Some children can’t stop chattering when you pick them up from school. They want to tell you about all the things they’ve done during the day, what they’ve learnt, activities they’ve been involved in, how their friends are and what they had for lunch. In fact, there may be times when you wish they’d stop talking quite so incessantly and stop for a breather or two.

On the other hand, there are other children who rarely say anything about their day. For their parents, it can be hard work trying to prise the bare details out of them about what they’ve been up to, not least what they’ve had for lunch.

Whatever camp your child is in (mad talker or quiet thinker), talking about the day they’ve had is a good thing and should be encouraged. It’s good for them to be able to work through the things they’ve learnt during the day and it’s good for you to keep in touch with what they’re up to. It’s especially poignant when they first start school full-time, as previously you’ll have had a good idea of what they’re doing each day. Once they’re at school and in someone else’s hands, you’ll probably be keen to know what they’ve done.

Help Learning Sink In

Encouraging your child to open up and talk about what they’ve been doing at school is not only an enlightening process for you, but it also helps what they’ve learnt during the day sink in a bit more, so can be important on an education and learning basis too.

There will be times when they’re bursting to tell you some exciting task or activity that they did at school and how things worked, but on other occasions, the full extent of things may not have quite sunk in. Having to explain and talk things through with you can help that understanding begin to come through, as they’ll be thinking it through and going through their memory of what happened.

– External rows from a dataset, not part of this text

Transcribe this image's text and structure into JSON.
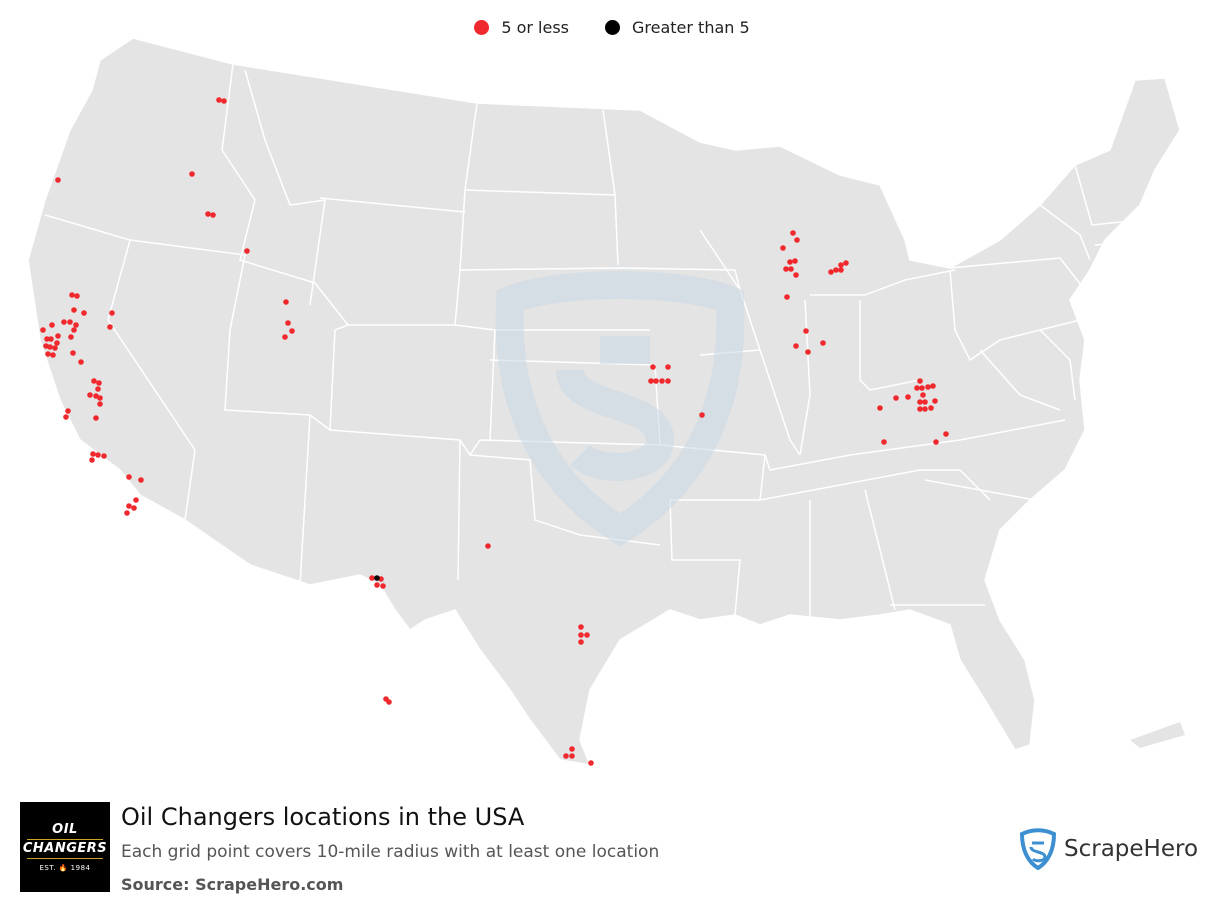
{
  "legend": {
    "items": [
      {
        "label": "5 or less",
        "color": "#f0292e"
      },
      {
        "label": "Greater than 5",
        "color": "#000000"
      }
    ]
  },
  "map": {
    "land_color": "#e4e4e4",
    "border_color": "#ffffff",
    "watermark": "ScrapeHero shield logo"
  },
  "footer": {
    "title": "Oil Changers locations in the USA",
    "subtitle": "Each grid point covers 10-mile radius with at least one location",
    "source": "Source: ScrapeHero.com",
    "logo": {
      "line1": "OIL",
      "line2": "CHANGERS",
      "line3": "EST. 🔥 1984"
    },
    "brand": "ScrapeHero",
    "brand_color": "#3d8fd1"
  }
}
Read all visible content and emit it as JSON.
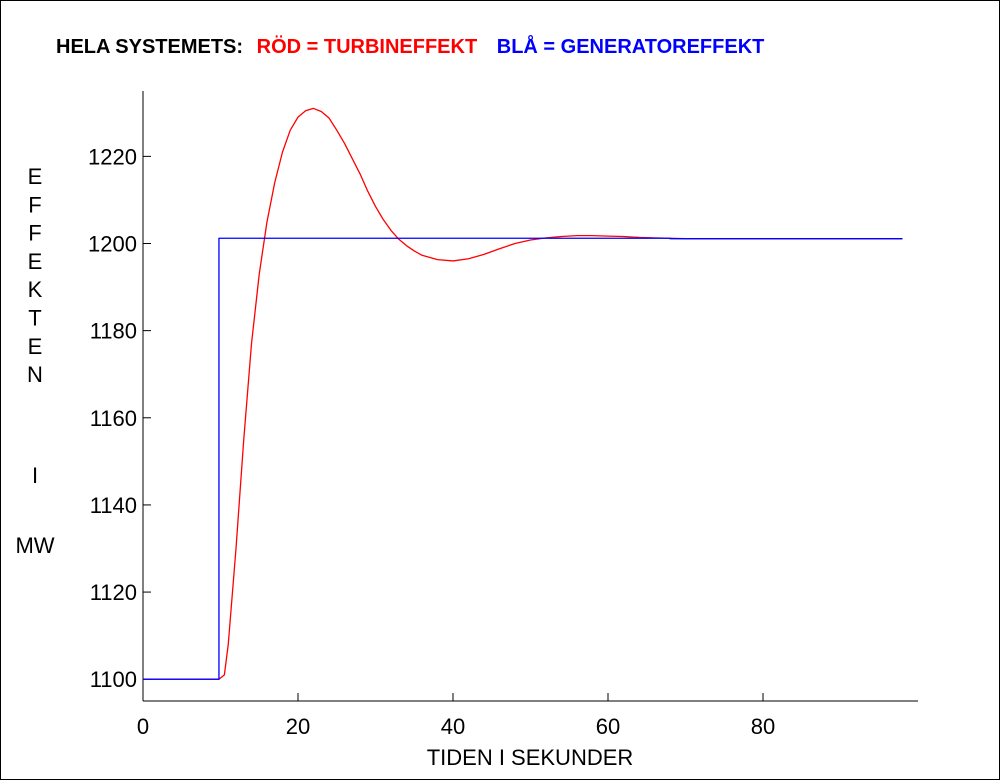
{
  "chart_data": {
    "type": "line",
    "title": {
      "prefix": "HELA SYSTEMETS:",
      "red_part": "RÖD = TURBINEFFEKT",
      "blue_part": "BLÅ = GENERATOREFFEKT"
    },
    "xlabel": "TIDEN I SEKUNDER",
    "ylabel_letters": [
      "E",
      "F",
      "F",
      "E",
      "K",
      "T",
      "E",
      "N",
      "I",
      "MW"
    ],
    "xlim": [
      0,
      100
    ],
    "ylim": [
      1095,
      1235
    ],
    "xticks": [
      0,
      20,
      40,
      60,
      80
    ],
    "yticks": [
      1100,
      1120,
      1140,
      1160,
      1180,
      1200,
      1220
    ],
    "grid": false,
    "colors": {
      "turbine": "#ff0000",
      "generator": "#0000ff"
    },
    "series": [
      {
        "name": "RÖD = TURBINEFFEKT",
        "color": "#ff0000",
        "x": [
          0,
          9.8,
          10.5,
          11,
          12,
          13,
          14,
          15,
          16,
          17,
          18,
          19,
          20,
          21,
          22,
          23,
          24,
          25,
          26,
          27,
          28,
          29,
          30,
          31,
          32,
          33,
          34,
          35,
          36,
          38,
          40,
          42,
          44,
          46,
          48,
          50,
          52,
          54,
          56,
          58,
          60,
          62,
          64,
          66,
          68,
          70,
          75,
          80,
          85,
          90,
          95,
          98
        ],
        "y": [
          1100,
          1100,
          1101,
          1108,
          1130,
          1155,
          1177,
          1193,
          1205,
          1214,
          1221,
          1226,
          1229,
          1230.5,
          1231,
          1230.3,
          1228.8,
          1226,
          1223,
          1219.5,
          1216,
          1212,
          1208.5,
          1205.5,
          1203,
          1201,
          1199.5,
          1198.3,
          1197.3,
          1196.3,
          1196,
          1196.5,
          1197.5,
          1198.8,
          1200,
          1200.8,
          1201.3,
          1201.6,
          1201.8,
          1201.8,
          1201.7,
          1201.6,
          1201.4,
          1201.3,
          1201.2,
          1201.1,
          1201.1,
          1201.1,
          1201.1,
          1201.1,
          1201.1,
          1201.1
        ]
      },
      {
        "name": "BLÅ = GENERATOREFFEKT",
        "color": "#0000ff",
        "x": [
          0,
          9.8,
          9.8,
          68,
          68,
          98
        ],
        "y": [
          1100,
          1100,
          1201.2,
          1201.2,
          1201.1,
          1201.1
        ]
      }
    ]
  }
}
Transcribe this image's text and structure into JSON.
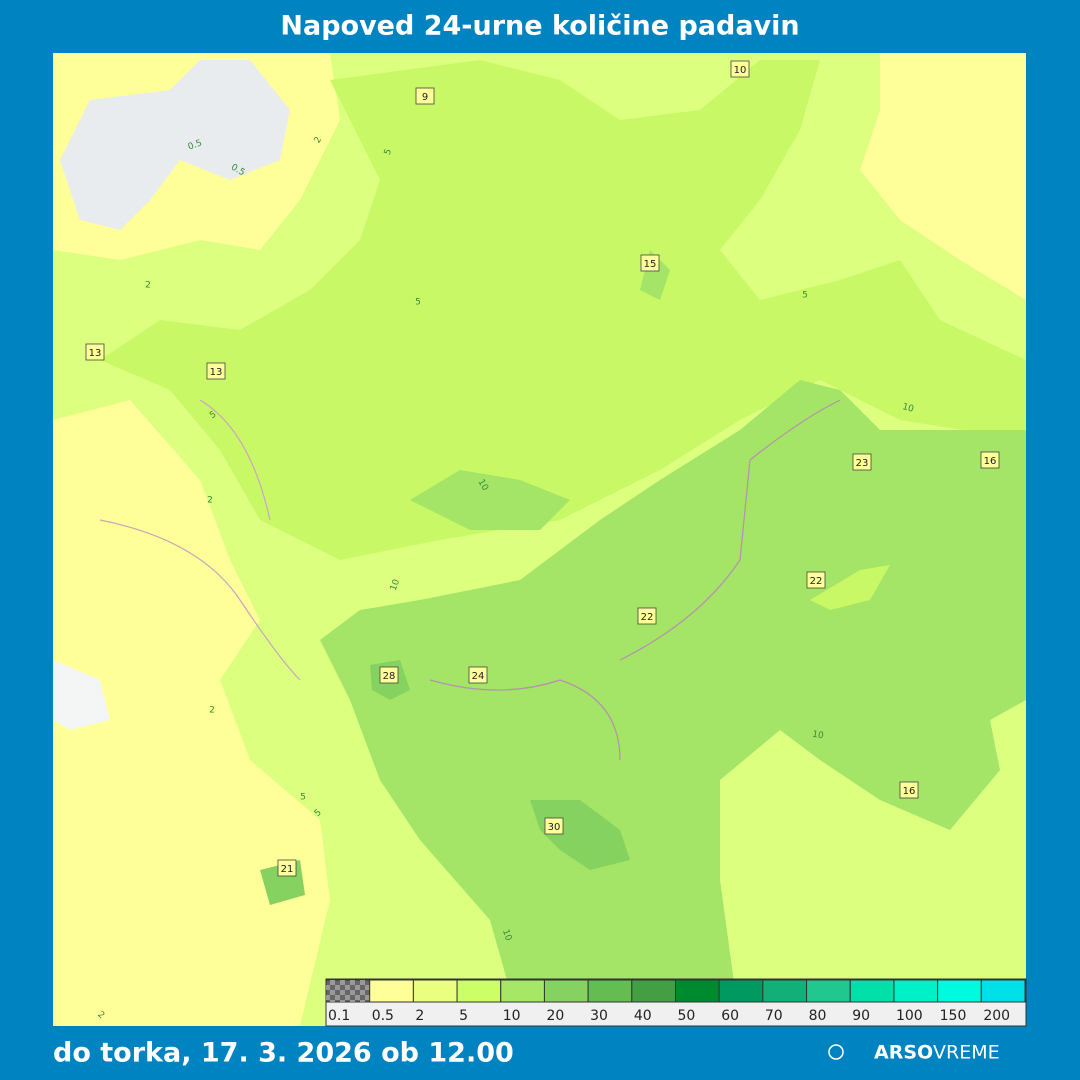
{
  "header": {
    "title": "Napoved 24-urne količine padavin"
  },
  "map": {
    "labels": [
      10,
      9,
      15,
      13,
      13,
      23,
      16,
      22,
      22,
      28,
      24,
      30,
      16,
      21
    ],
    "contour_labels": [
      "0.5",
      "0.5",
      "2",
      "5",
      "2",
      "5",
      "5",
      "10",
      "5",
      "2",
      "10",
      "10",
      "2",
      "10",
      "5",
      "5",
      "10",
      "2"
    ]
  },
  "legend": {
    "labels": [
      "0.1",
      "0.5",
      "2",
      "5",
      "10",
      "20",
      "30",
      "40",
      "50",
      "60",
      "70",
      "80",
      "90",
      "100",
      "150",
      "200"
    ],
    "colors": [
      "#666666",
      "#ffff99",
      "#eaff80",
      "#ccff66",
      "#a6e866",
      "#86d260",
      "#63bd50",
      "#449e44",
      "#008a30",
      "#009a60",
      "#10b078",
      "#20c890",
      "#00e0a8",
      "#00f0c8",
      "#00fae0",
      "#00e0e8"
    ]
  },
  "footer": {
    "date": "do torka, 17. 3. 2026 ob 12.00",
    "brand": "ARSO",
    "brand_sub": "VREME"
  }
}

Helping Children Deal With Social Situations and Emotions

Talking about what’s happened at school can also serve a helpful purpose for helping children deal with social and emotional situations. At school, when they’re interacting with other peers, they’ll be learning more about socialising and getting on with people. No doubt they’ll be times when they fall out with their friends and talking about what’s happened can help ease the situation or help with understand how their actions influence things.

Or perhaps there may be instances where your child is being picked on or bullied at school. In such situations, it will be helpful if they feel they can talk to you and you can help resolve the issues. Children go through a lot of social development at primary school, so talking about what’s happening in their lives will be of benefit.